Tuesday, August 7, 2012


During the summer of 1935, Briony Tallis is standing on the brink of adulthood. She is beginning to notice the world around her but she doesn't quite understand it. She is frustrated by her cousin's unwillingness to listen to her and she is confused by the flirtation between her older sister, Cecilia, and Robbie, the son of a servant. In a moment of naive youth and misunderstanding, Briony accuses Robbie of an act he did not commit. But her lies, malicious or not, have repercussions that no one could have predicted.

The overall plot of Atonement is, in actuality, very simple. But McEwan takes this simple plot and infuses it with heart. Briony, Cecilia, and Robbie start the novel as entirely fleshed out people. They seem so real, their emotions and motivations so clear, that it is almost as if they could walk off the page. As the novel drags on, Cecilia's voice is lost when McEwan decides to no longer narrate from her perspective. That may be one of the reasons that Part One is the most striking section of the book. It is beautifully written--taking the time to really explore the ideas of misunderstanding, intentions, and transformations. McEwan does not take the easy route in this novel, instead he creates an honest and real story. He does not simply paint Briony as this villainous, self-centered monster nor does he portray Robbie and Cecilia as wounded victims.

The second and third parts seem to loose focus--McEwan takes a lot of time and many pages to recount monotonous details about military and nursing life during World War II. The story of Cecilia and Robbie becomes a bit lost. In the end of Part Three and in Part Four, the story refocuses its lens away from war and death to the main trio. The ending speaks to our desire for happy endings in a world filled with tragedy. Briony needs Robbie and Cecilia to be together. She needs their love to be stronger than the pain of war and the consequences of her actions. She needs to atone for her actions. We like to think that we abandon the need for fairy-tale endings when we grow up.
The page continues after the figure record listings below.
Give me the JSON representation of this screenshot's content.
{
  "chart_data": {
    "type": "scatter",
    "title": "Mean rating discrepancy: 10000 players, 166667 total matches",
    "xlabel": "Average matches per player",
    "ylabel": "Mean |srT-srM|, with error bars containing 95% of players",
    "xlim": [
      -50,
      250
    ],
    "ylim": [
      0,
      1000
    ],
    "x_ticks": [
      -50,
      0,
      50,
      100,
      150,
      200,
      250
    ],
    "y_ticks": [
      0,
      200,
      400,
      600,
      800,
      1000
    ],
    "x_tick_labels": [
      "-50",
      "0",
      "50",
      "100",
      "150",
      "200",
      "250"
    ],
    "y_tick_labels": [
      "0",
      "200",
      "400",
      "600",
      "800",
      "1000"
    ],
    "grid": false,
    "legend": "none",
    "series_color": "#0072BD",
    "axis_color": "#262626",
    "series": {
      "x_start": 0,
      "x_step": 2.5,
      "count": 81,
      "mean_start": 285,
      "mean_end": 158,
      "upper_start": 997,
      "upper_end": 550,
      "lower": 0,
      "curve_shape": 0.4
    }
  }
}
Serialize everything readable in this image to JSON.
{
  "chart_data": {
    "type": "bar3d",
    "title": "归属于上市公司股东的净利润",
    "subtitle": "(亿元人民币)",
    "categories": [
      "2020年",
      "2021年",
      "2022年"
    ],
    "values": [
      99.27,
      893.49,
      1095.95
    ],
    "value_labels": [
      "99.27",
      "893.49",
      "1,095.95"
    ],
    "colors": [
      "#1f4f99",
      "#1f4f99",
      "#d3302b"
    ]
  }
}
Atonement is a difficult read. I tried it once before. I even remember reading it while I waited in line to get my driver's license. It's only been three years but I read the book completely differently. It's probably because I matured a bit--because I know for a fact that it's pretty much stayed the same. It is a hard book to tackle but in the end it is so rewarding. It challenges readers to think about the things we take for granted--like the moment when our unconscious thought becomes action--and to think complexly about the world around us.